Trotz erhöhter Präsenz von Polizei und Ordnungsamt bleibt die Zahl der Vorfälle im Bahnhofsviertel hoch. Wie auch im jüngsten IHK-Bericht zum Bahnhofsviertel dargestellt, entstehen viele der aktuellen Belastungen nicht aus klar abgrenzbaren Straftaten, sondern aus einer Vielzahl kleiner Störungslagen (IHK Nord Westfalen, Wirtschaftsspiegel 4/2025). Diese Einschätzung deckt sich mit unseren Erfahrungen im täglichen Betrieb unserer Immobilien. Viele Probleme entstehen nicht durch eindeutige Straftaten, sondern durch niedrigschwellige Konflikte, die sich dynamisch entwickeln und den Alltag im Quartier prägen.
Vor diesem Hintergrund unterstützen wir Überlegungen, einen gemeinschaftlich finanzierten Sicherheitsdienst im Gebiet einzusetzen. Ein solcher Dienst könnte als sichtbare Anlaufstelle dienen, frühzeitig deeskalieren, Auffälligkeiten dokumentieren und damit eine wichtige Ergänzung zur staatlichen Präsenz bilden. Wir erwarten nicht, dass private Sicherheitskräfte polizeiliche Aufgaben übernehmen. Vielmehr sehen wir hier eine operative Unterstützung im Alltag, insbesondere bei wiederkehrenden Störungen in Eingangsbereichen, Konflikten zwischen Gruppen oder Situationen, in denen eine schnelle, niedrigschwellige Ansprache erforderlich ist. Für Ansiedlungsentscheidungen im Dienstleistungs-, Praxis- und Gewerbebereich ist die Wahrnehmung der unmittelbaren Umgebung ein entscheidender Faktor. Eine verlässlichere Sicherheitspräsenz kann Bestandsmieter entlasten und Neuansiedlungen ermöglichen. Als Eigentümer möchten wir daher konstruktiv dazu beitragen, eine tragfähige gemeinschaftliche Lösung im Quartier zu entwickeln.

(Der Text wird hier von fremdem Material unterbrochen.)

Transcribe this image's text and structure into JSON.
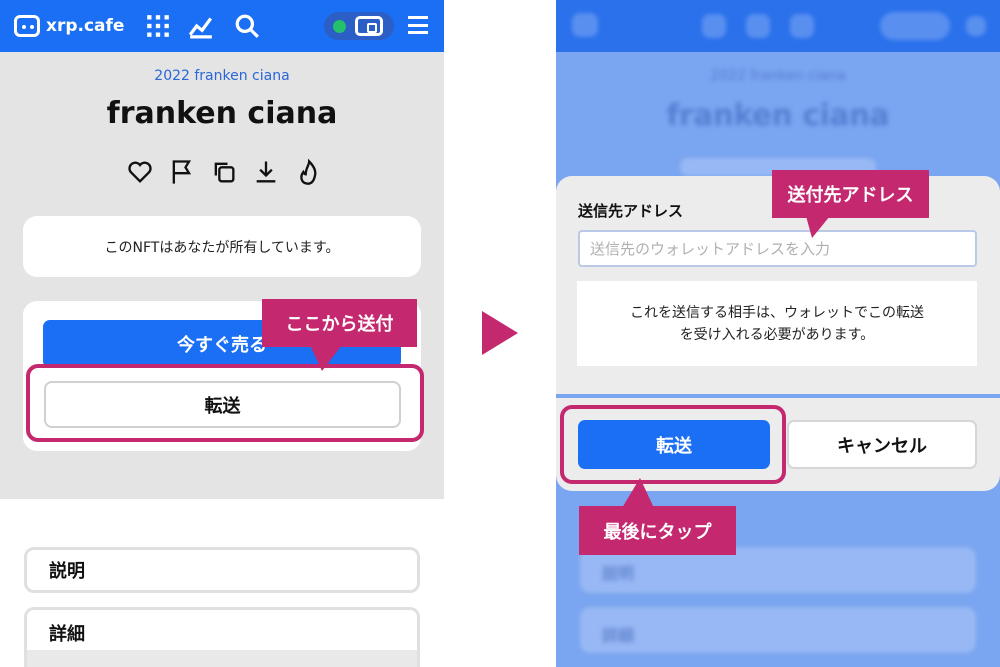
{
  "left": {
    "logo_text": "xrp.cafe",
    "collection_link": "2022 franken ciana",
    "nft_title": "franken ciana",
    "ownership_notice": "このNFTはあなたが所有しています。",
    "sell_button_label": "今すぐ売る",
    "transfer_button_label": "転送",
    "callout_label": "ここから送付",
    "list_items": [
      "説明",
      "詳細"
    ]
  },
  "right": {
    "background_title": "franken ciana",
    "background_collection": "2022 franken ciana",
    "background_list_items": [
      "説明",
      "詳細"
    ],
    "address_label": "送信先アドレス",
    "address_placeholder": "送信先のウォレットアドレスを入力",
    "address_value": "",
    "info_line1": "これを送信する相手は、ウォレットでこの転送",
    "info_line2": "を受け入れる必要があります。",
    "transfer_button_label": "転送",
    "cancel_button_label": "キャンセル",
    "callout_address_label": "送付先アドレス",
    "callout_final_label": "最後にタップ"
  },
  "colors": {
    "brand_blue": "#1a6ff4",
    "callout_magenta": "#c4286f",
    "status_green": "#23c16b"
  },
  "icons": [
    "grid-icon",
    "chart-icon",
    "search-icon",
    "wallet-icon",
    "menu-icon",
    "heart-icon",
    "flag-icon",
    "copy-icon",
    "download-icon",
    "flame-icon"
  ]
}
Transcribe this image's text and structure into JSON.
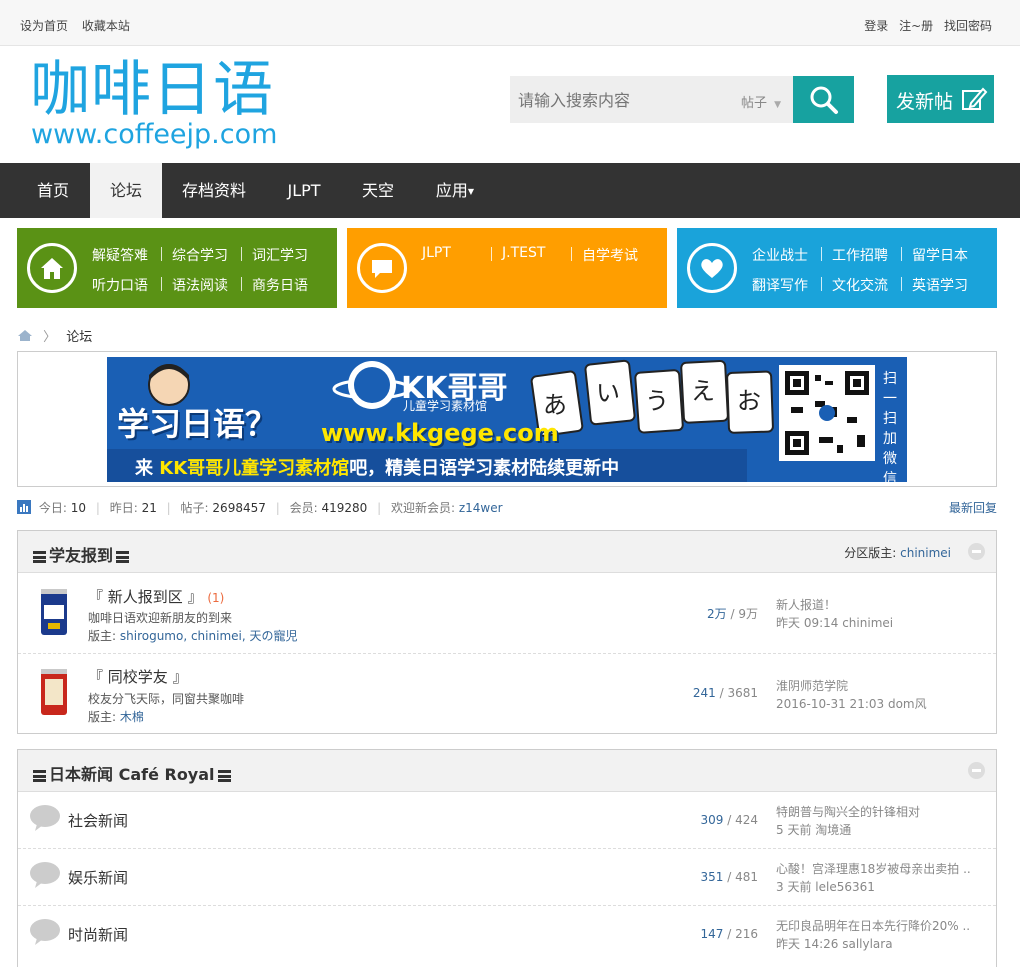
{
  "topbar": {
    "set_home": "设为首页",
    "bookmark": "收藏本站",
    "login": "登录",
    "register": "注~册",
    "recover": "找回密码"
  },
  "header": {
    "logo_cn": "咖啡日语",
    "logo_en": "www.coffeejp.com",
    "search_placeholder": "请输入搜索内容",
    "search_type": "帖子",
    "new_post": "发新帖"
  },
  "nav": {
    "items": [
      "首页",
      "论坛",
      "存档资料",
      "JLPT",
      "天空",
      "应用"
    ],
    "active": "论坛"
  },
  "categories": {
    "green": {
      "color": "#5a9215",
      "links": [
        "解疑答难",
        "综合学习",
        "词汇学习",
        "听力口语",
        "语法阅读",
        "商务日语"
      ]
    },
    "orange": {
      "color": "#ff9e00",
      "links": [
        "JLPT",
        "J.TEST",
        "自学考试"
      ]
    },
    "blue": {
      "color": "#1aa3da",
      "links": [
        "企业战士",
        "工作招聘",
        "留学日本",
        "翻译写作",
        "文化交流",
        "英语学习"
      ]
    }
  },
  "breadcrumb": {
    "current": "论坛"
  },
  "banner": {
    "headline": "学习日语？",
    "brand": "KK哥哥",
    "brand_sub": "儿童学习素材馆",
    "url": "www.kkgege.com",
    "tagline_pre": "来",
    "tagline_brand": "KK哥哥儿童学习素材馆",
    "tagline_post": "吧，精美日语学习素材陆续更新中",
    "kana": [
      "あ",
      "い",
      "う",
      "え",
      "お"
    ],
    "qr_text": "扫一扫加微信"
  },
  "stats": {
    "today_label": "今日:",
    "today": "10",
    "yesterday_label": "昨日:",
    "yesterday": "21",
    "posts_label": "帖子:",
    "posts": "2698457",
    "members_label": "会员:",
    "members": "419280",
    "welcome_label": "欢迎新会员:",
    "newest_member": "z14wer",
    "latest_reply": "最新回复"
  },
  "sections": [
    {
      "title": "学友报到",
      "moderator_label": "分区版主:",
      "moderator": "chinimei",
      "forums": [
        {
          "name": "『 新人报到区 』",
          "today": "(1)",
          "desc": "咖啡日语欢迎新朋友的到来",
          "mod_label": "版主:",
          "mods": "shirogumo, chinimei, 天の寵児",
          "threads": "2万",
          "posts": "9万",
          "last_title": "新人报道！",
          "last_meta": "昨天 09:14 chinimei"
        },
        {
          "name": "『 同校学友 』",
          "desc": "校友分飞天际，同窗共聚咖啡",
          "mod_label": "版主:",
          "mods": "木棉",
          "threads": "241",
          "posts": "3681",
          "last_title": "淮阴师范学院",
          "last_meta": "2016-10-31 21:03 dom风"
        }
      ]
    },
    {
      "title": "日本新闻 Café Royal",
      "forums": [
        {
          "name": "社会新闻",
          "threads": "309",
          "posts": "424",
          "last_title": "特朗普与陶兴全的针锋相对",
          "last_meta": "5 天前 淘境通"
        },
        {
          "name": "娱乐新闻",
          "threads": "351",
          "posts": "481",
          "last_title": "心酸！宫泽理惠18岁被母亲出卖拍 ...",
          "last_meta": "3 天前 lele56361"
        },
        {
          "name": "时尚新闻",
          "threads": "147",
          "posts": "216",
          "last_title": "无印良品明年在日本先行降价20% ...",
          "last_meta": "昨天 14:26 sallylara"
        }
      ]
    }
  ]
}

Neben kurzfristigen Maßnahmen beschäftigt uns auch die langfristige Entwicklung des Berliner Platzes. Die Stadt Münster arbeitet an Konzepten, die unter anderem neue Dienstleistungsnutzungen, mögliche Hotelstandorte und eine zusätzliche Polizeiwache vorsehen. Als Bestandshalter bringen wir unsere Erfahrungen aus der alltäglichen Nutzungspraxis ein und beteiligen uns aktiv an den Überlegungen zur Weiterentwicklung. Der Berliner Platz weist seit Jahren strukturelle Defizite auf. Darunter fallen beispielsweise unklare Wegeführungen, wenig gestaltete Zwischenräume und Nutzungen, die kaum soziale Kontrolle erzeugen. Eine grundlegende Neuordnung könnte helfen, diese Schwächen abzubauen. Gleichzeitig ist uns bewusst, dass diese Projekte langfristig angelegt sind und die aktuellen Herausforderungen nicht kurzfristig beheben. Für uns ist klar: Die städtebauliche Transformation kann nur dann wirksam werden, wenn sie parallel von Maßnahmen begleitet wird, die den Alltag im Viertel stabilisieren. Die gleichzeitige Bearbeitung kurzfristiger Sicherheitsfragen und langfristiger Entwicklungsziele ist aus unserer Sicht notwendig, um das Bahnhofsviertel nachhaltig zu entlasten.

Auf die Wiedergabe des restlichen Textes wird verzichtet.